Time changes perspectives. What we value and accept as legitimate today can age old and ill with time. At unprecedented speed the mechanics of humans and technology intertwine, we now run in a faster clock. In constant confrontation with change and unpredictability, people may find their fundamental purpose and meanings in life with philosophy, science, religion, love of others and more.
I find comfort in isolating inner layers of deep discomfort rooted in existence and deconstructing them to observe what lies behind. Then I take elements that I can deform to what I can articulate in words. I use audio-visual design, live performances with A.I., creative coding, 3D modeling and electronics that allow others to physically approach and interact with places of comfort in a closer range.
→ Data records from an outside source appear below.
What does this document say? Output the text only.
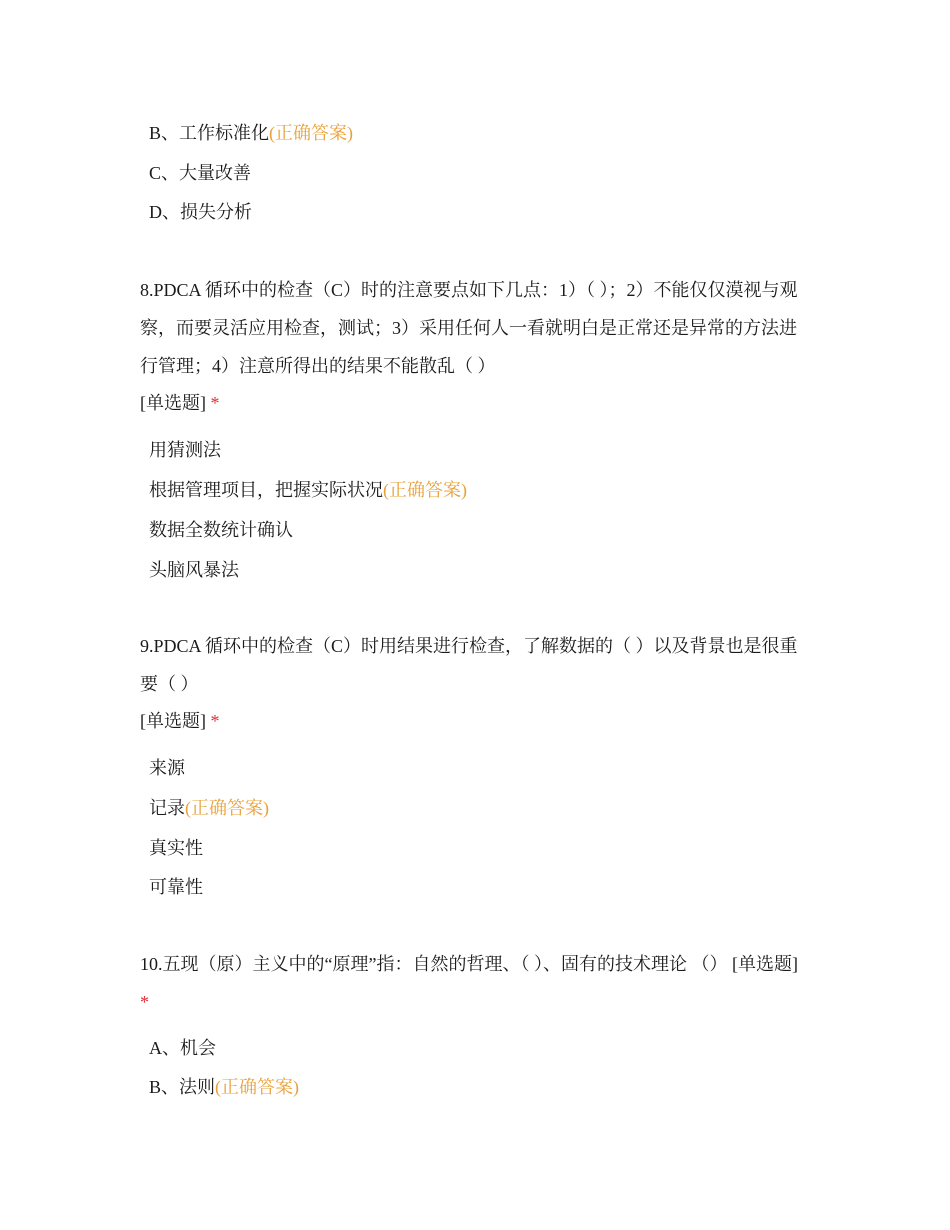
B、工作标准化(正确答案)
C、大量改善
D、损失分析
8.PDCA 循环中的检查（C）时的注意要点如下几点：1）（ ）；2）不能仅仅漠视与观察，而要灵活应用检查，测试；3）采用任何人一看就明白是正常还是异常的方法进行管理；4）注意所得出的结果不能散乱（ ）
[单选题] *
用猜测法
根据管理项目，把握实际状况(正确答案)
数据全数统计确认
头脑风暴法
9.PDCA 循环中的检查（C）时用结果进行检查，了解数据的（ ）以及背景也是很重要（ ）
[单选题] *
来源
记录(正确答案)
真实性
可靠性
10.五现（原）主义中的“原理”指：自然的哲理、（ ）、固有的技术理论 （） [单选题] *
A、机会
B、法则(正确答案)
With this process I begin to understand why we find reality unsettling yet we thrive on fears of uncertainty and in my works I celebrate it.
Artist Statement ‘22
Cross Dimensional Space explores the connection between body and mind through a play of tension.
With the unprecedented speed at which humans and technology intertwine, our minds crave limitless growth. In a world where she struggles to identify a coherent belief system, the artist turns to self-discipline and physical ritual to anchor down her floating mind. Using Shibari techniques the artist explores the co-dependence of restriction and liberation, and thereby begins to balance the tension between body and mind.
A comfort emerges through the process of turning mindless action into routine. Slowly and unwaveringly, it transforms the fear of the unknown into a place of home.
This thesis sits itself in the ecosystem of Dutch and European contemporary art which inhabits institutions, academies, art students, artists, and the internet. It questions the current functionality and ethics of the legacy affiliated with the capital power and hierarchical system in institutions, and their lack of discourse and attention to the effects of the rhizomatic landscape of the internet. As a student of the Royal Academy of Art The Hague, in the Netherlands (KABK), I attempt in Repositioning KABK, especially investigating what the shifting role of art students and art institutions in the post-post-post-…-post-internet age.
Fei is in her early 20s, who hit her ‘second puberty’. She struggles to find faith as her body and mind are paralysed to constant overconsumption of media and endless representations. She lives in a cross dimensional space where her memories, dreams, social media stream, and the new interference of A.I. intertwine with themselves inextricably. Desensitised in every neurone, her reality starts to distort into surrealistic compositions and imaginations. Will she ever wake up from what it seems to be one long lucid dream?